1.7    Die Leistungspflicht des Unfallversicherers setzt im Weiteren voraus, dass zwischen dem Unfallereignis und dem eingetretenen Schaden ein adäquater Kausalzusammenhang besteht. Nach der Rechtsprechung hat ein Ereignis dann als adäquate Ursache eines Erfolges zu gelten, wenn es nach dem gewöhnlichen Lauf der Dinge und nach der allgemeinen Lebenserfahrung an sich geeignet ist, einen Erfolg von der Art des eingetretenen herbeizuführen, der Eintritt dieses Erfolges also durch das Ereignis allgemein als begünstigt erscheint (BGE 129 V 177 E. 3.2, 405 E. 2.2, 125 V 456 E. 5a). Bei objektiv ausgewiesenen organischen Unfallfolgen deckt sich die adäquate, d.h. rechtserhebliche Kausalität weitgehend mit der natürlichen Kausalität; die Adäquanz hat hier gegenüber dem natürlichen Kausalzusammenhang praktisch keine selbständige Bedeutung (BGE 134 V 109 E. 2.1).
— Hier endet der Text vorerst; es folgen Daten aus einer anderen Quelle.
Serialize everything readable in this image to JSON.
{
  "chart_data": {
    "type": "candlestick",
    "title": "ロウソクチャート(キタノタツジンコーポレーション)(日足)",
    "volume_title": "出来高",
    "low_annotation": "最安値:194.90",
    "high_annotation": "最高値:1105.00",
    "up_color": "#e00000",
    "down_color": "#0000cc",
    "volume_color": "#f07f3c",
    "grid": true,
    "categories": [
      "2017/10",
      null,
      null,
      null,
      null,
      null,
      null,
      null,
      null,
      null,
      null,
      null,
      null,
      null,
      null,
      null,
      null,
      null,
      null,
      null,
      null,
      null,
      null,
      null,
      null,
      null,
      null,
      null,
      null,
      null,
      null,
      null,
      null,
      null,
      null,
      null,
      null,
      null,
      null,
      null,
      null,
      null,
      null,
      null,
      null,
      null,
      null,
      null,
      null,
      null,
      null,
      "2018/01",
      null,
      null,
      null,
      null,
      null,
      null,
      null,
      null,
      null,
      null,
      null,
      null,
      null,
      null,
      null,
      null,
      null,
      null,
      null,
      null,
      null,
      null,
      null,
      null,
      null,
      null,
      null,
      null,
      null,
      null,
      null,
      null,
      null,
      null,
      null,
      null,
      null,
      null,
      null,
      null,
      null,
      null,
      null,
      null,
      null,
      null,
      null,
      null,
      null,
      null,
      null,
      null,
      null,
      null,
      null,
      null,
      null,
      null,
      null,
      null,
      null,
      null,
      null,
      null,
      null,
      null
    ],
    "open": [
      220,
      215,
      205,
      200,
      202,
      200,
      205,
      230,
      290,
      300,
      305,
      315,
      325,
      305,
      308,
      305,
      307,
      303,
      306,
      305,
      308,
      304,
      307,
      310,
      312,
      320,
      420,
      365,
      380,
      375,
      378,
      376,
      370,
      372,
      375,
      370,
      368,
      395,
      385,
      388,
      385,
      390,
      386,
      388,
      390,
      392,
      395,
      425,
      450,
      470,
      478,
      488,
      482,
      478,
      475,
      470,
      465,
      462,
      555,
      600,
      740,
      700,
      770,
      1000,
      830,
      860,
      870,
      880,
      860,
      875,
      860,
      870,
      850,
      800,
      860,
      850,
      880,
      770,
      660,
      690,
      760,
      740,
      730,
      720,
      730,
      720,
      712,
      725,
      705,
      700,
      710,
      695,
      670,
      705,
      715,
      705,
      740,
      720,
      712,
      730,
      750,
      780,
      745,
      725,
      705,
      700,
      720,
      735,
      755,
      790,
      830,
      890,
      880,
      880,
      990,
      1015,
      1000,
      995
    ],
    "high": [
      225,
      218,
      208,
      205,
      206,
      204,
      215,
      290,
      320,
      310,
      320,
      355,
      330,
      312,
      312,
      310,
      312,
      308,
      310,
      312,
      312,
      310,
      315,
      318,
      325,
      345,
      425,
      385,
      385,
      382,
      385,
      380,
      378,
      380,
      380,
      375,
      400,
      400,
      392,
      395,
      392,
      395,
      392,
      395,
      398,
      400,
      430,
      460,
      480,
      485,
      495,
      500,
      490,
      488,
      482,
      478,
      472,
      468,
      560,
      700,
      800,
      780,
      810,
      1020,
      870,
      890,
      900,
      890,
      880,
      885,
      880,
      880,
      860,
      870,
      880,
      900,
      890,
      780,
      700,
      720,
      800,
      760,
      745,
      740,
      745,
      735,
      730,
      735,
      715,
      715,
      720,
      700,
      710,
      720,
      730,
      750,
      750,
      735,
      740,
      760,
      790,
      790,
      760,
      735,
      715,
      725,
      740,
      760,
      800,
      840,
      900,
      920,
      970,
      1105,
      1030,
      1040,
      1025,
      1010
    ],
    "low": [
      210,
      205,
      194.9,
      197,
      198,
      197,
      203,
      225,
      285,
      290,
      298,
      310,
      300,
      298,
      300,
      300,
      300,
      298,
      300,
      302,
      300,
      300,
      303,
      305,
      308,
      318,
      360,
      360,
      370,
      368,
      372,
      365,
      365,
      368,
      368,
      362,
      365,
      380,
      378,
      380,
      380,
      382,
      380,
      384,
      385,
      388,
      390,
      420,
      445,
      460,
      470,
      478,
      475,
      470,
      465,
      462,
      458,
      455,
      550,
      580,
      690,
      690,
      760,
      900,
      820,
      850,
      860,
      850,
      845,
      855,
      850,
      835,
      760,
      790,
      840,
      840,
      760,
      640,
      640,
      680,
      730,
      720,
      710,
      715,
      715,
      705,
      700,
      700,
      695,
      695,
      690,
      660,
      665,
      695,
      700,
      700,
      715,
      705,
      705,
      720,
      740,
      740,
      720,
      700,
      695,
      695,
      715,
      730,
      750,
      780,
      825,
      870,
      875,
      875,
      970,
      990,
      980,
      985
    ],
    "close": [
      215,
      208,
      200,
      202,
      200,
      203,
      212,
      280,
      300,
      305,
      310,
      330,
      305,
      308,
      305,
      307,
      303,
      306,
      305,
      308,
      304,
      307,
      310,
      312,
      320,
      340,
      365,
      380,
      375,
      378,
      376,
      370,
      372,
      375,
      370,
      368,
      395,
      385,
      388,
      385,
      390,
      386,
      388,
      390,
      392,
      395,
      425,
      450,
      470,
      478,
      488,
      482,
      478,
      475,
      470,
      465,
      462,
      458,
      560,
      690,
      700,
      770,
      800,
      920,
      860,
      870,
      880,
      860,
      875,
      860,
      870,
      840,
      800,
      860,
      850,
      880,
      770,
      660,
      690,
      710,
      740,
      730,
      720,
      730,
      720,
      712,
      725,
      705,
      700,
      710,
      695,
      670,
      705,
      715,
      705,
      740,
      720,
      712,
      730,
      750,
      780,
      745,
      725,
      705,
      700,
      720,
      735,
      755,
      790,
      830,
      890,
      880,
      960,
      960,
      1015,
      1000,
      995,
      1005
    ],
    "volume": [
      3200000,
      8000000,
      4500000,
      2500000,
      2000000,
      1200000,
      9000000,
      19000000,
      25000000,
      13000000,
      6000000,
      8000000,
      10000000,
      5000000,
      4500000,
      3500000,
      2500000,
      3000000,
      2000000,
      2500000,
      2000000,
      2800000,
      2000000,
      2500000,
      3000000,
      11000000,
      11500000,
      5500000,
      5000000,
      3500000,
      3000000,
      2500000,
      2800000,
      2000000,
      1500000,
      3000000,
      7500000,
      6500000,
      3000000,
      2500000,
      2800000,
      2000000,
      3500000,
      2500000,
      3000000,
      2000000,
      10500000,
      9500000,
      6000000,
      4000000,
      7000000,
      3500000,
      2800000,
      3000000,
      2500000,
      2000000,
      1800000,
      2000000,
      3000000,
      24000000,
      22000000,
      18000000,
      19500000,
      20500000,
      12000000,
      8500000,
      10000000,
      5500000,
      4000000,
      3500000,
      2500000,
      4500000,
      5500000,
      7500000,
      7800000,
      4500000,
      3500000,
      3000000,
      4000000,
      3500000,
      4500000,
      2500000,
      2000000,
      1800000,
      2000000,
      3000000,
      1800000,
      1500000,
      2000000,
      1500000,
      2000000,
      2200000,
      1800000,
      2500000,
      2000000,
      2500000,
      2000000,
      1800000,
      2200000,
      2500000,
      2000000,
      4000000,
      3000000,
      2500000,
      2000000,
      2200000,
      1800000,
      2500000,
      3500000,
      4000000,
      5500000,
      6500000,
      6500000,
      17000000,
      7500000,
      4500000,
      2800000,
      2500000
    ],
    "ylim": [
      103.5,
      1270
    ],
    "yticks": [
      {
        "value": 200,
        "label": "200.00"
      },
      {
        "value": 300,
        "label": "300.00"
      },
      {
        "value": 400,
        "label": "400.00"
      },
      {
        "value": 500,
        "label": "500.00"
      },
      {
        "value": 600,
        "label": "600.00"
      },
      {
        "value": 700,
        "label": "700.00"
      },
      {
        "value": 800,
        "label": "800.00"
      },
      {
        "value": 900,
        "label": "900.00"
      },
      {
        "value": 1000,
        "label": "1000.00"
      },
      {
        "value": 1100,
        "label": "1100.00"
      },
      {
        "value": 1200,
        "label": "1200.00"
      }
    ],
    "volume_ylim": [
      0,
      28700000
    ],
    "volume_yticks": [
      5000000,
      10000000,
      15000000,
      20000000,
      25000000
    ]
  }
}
1.8    Die Versicherungsleistungen werden auch für Rückfälle und Spätfolgen gewährt (Art. 11 UVV). Bei einem Rückfall handelt es sich um das Wiederaufflackern einer vermeintlich geheilten Krankheit, so dass es zu ärztlicher Behandlung, möglicherweise sogar zu (weiterer) Arbeitsunfähigkeit kommt; von Spätfolgen spricht man, wenn ein scheinbar geheiltes Leiden im Verlaufe längerer Zeit organische oder auch psychische Veränderungen bewirkt, die zu einem anders gearteten Krankheitsbild führen können (BGE 118 V 293 E. 2c mit Hinweisen). Rückfälle und Spätfolgen schliessen sich begrifflich an ein bestehendes Unfallereignis an. Entsprechend können sie eine Leistungspflicht der Unfallversicherung nur aussen, wenn zwischen den erneut geltend gemachten Beschwerden und der seinerzeit beim versicherten Unfall erlittenen Gesundheitsschädigung ein natürlicher und adäquater Kausalzusammenhang besteht (BGE 118 V 293 E. 2c in fine).

    Mit Bezug auf Rückfälle oder Spätfolgen kann der Unfallversicherer nicht auf der Anerkennung des natürlichen Kausalzusammenhanges beim Grundfall und bei früheren Rückfällen behaftet werden, weil die unfallkausalen Faktoren durch Zeitablauf wegfallen können. Vielmehr obliegt es dem Leistungsansprecher, das Vorliegen eines natürlichen Kausalzusammenhanges zwischen dem als Rückfall oder Spätfolge postulierten Beschwerdebild und dem Unfall nachzuweisen. Nur wenn die Unfallkausalität mit überwiegender Wahrscheinlichkeit erstellt ist, entsteht eine erneute Leistungspflicht des Unfallversicherers. Je grösser der zeitliche Abstand zwischen dem Unfall und dem Auftreten der gesundheitlichen Beeinträchtigung ist, desto strengere Anforderungen sind an den Wahrscheinlichkeitsbeweis des natürlichen Kausalzusammenhangs zu stellen (Urteil des Bundesgerichts 8C_102/2008 vom 26. September 2008 E. 2.2 mit Hinweis).    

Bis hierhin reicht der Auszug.